Monday, August 20, 2012

Every time I turn around, there's another worthy project


By Jody Paterson
Want a project? I've got a thousand of them. Something about being a gringa in a country for whom gringo-ness summons images of money just seems to bring people running with ideas for how you can help.
And they're great ideas. I visited Escuela Juan Ramon Cueva in Copan Ruinas the other day and had to agree with the teacher that the place really could use a little gringo attention. A thousand students attend the school every day, and all that wear and tear is taking its toll. The roof is falling in on a couple of classrooms, and the big tin techo that shelters the courtyard where the kids play is riddled with holes and broken bits.

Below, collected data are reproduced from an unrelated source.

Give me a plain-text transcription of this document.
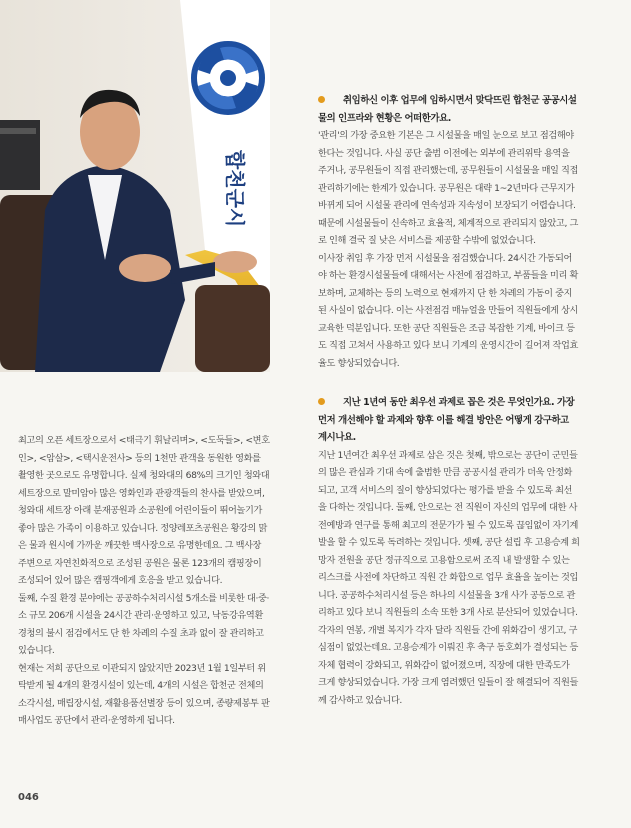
합천군시

최고의 오픈 세트장으로서 <태극기 휘날리며>, <도둑들>, <변호인>, <암살>, <택시운전사> 등의 1천만 관객을 동원한 영화를 촬영한 곳으로도 유명합니다. 실제 청와대의 68%의 크기인 청와대 세트장으로 말미암아 많은 영화인과 관광객들의 찬사를 받았으며, 청와대 세트장 아래 분재공원과 소공원에 어린이들이 뛰어놀기가 좋아 많은 가족이 이용하고 있습니다. 정양레포츠공원은 황강의 맑은 물과 원시에 가까운 깨끗한 백사장으로 유명한데요. 그 백사장 주변으로 자연친화적으로 조성된 공원은 물론 123개의 캠핑장이 조성되어 있어 많은 캠핑객에게 호응을 받고 있습니다.

둘째, 수질 환경 분야에는 공공하수처리시설 5개소를 비롯한 대·중·소 규모 206개 시설을 24시간 관리·운영하고 있고, 낙동강유역환경청의 불시 점검에서도 단 한 차례의 수질 초과 없이 잘 관리하고 있습니다.

현재는 저희 공단으로 이관되지 않았지만 2023년 1월 1일부터 위탁받게 될 4개의 환경시설이 있는데, 4개의 시설은 합천군 전체의 소각시설, 매립장시설, 재활용품선별장 등이 있으며, 종량제봉투 판매사업도 공단에서 관리·운영하게 됩니다.

취임하신 이후 업무에 임하시면서 맞닥뜨린 합천군 공공시설물의 인프라와 현황은 어떠한가요.

'관리'의 가장 중요한 기본은 그 시설물을 매일 눈으로 보고 점검해야 한다는 것입니다. 사실 공단 출범 이전에는 외부에 관리위탁 용역을 주거나, 공무원들이 직접 관리했는데, 공무원들이 시설물을 매일 직접 관리하기에는 한계가 있습니다. 공무원은 대략 1~2년마다 근무지가 바뀌게 되어 시설물 관리에 연속성과 지속성이 보장되기 어렵습니다. 때문에 시설물들이 신속하고 효율적, 체계적으로 관리되지 않았고, 그로 인해 결국 질 낮은 서비스를 제공할 수밖에 없었습니다.

이사장 취임 후 가장 먼저 시설물을 점검했습니다. 24시간 가동되어야 하는 환경시설물들에 대해서는 사전에 점검하고, 부품들을 미리 확보하며, 교체하는 등의 노력으로 현재까지 단 한 차례의 가동이 중지된 사실이 없습니다. 이는 사전점검 매뉴얼을 만들어 직원들에게 상시 교육한 덕분입니다. 또한 공단 직원들은 조금 복잡한 기계, 바이크 등도 직접 고쳐서 사용하고 있다 보니 기계의 운영시간이 길어져 작업효율도 향상되었습니다.

지난 1년여 동안 최우선 과제로 꼽은 것은 무엇인가요. 가장 먼저 개선해야 할 과제와 향후 이를 해결 방안은 어떻게 강구하고 계시나요.

지난 1년여간 최우선 과제로 삼은 것은 첫째, 밖으로는 공단이 군민들의 많은 관심과 기대 속에 출범한 만큼 공공시설 관리가 더욱 안정화되고, 고객 서비스의 질이 향상되었다는 평가를 받을 수 있도록 최선을 다하는 것입니다. 둘째, 안으로는 전 직원이 자신의 업무에 대한 사전예방과 연구를 통해 최고의 전문가가 될 수 있도록 끊임없이 자기계발을 할 수 있도록 독려하는 것입니다. 셋째, 공단 설립 후 고용승계 희망자 전원을 공단 정규직으로 고용함으로써 조직 내 발생할 수 있는 리스크를 사전에 차단하고 직원 간 화합으로 업무 효율을 높이는 것입니다. 공공하수처리시설 등은 하나의 시설물을 3개 사가 공동으로 관리하고 있다 보니 직원들의 소속 또한 3개 사로 분산되어 있었습니다. 각자의 연봉, 개별 복지가 각자 달라 직원들 간에 위화감이 생기고, 구심점이 없었는데요. 고용승계가 이뤄진 후 축구 동호회가 결성되는 등 자체 협력이 강화되고, 위화감이 없어졌으며, 직장에 대한 만족도가 크게 향상되었습니다. 가장 크게 염려했던 일들이 잘 해결되어 직원들께 감사하고 있습니다.

046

Broken window at Copan's largest school
It would cost about $1,500 to put a new roof over the courtyard. That's nothing for a visiting group of Americans or Canadians looking to do a good deed, which is how much of the school got built in the first place. (A Rotary Club plaque hangs outside the bathrooms.)
But for the school, $1,500 is completely out of reach. There's just no place to get that money in Honduras - no government grants, no foundations, no culture of hitting up the wealthy for a big donation. I guess that's why a gringa can't go anywhere without someone hauling her off to see something in a terrible state of disrepair and then mentioning hey, if she knows anybody who might like to help....
After visiting the school I had this brilliant idea about a matchmaking service that connected volunteers from developed countries to small projects in places like Honduras. But then I went on Google and discovered that there are already several dozen such services, pitching equally worthy projects in all the hungry countries of the world.
Still, there's clearly more matchmaking to be done. If the biggest school in this region is reduced to pitching a passing stranger who's just there to admire the concrete work in the bathrooms, there still must be a lot of gaps in the process of connecting willing volunteers from developed countries with worthy projects in distant lands.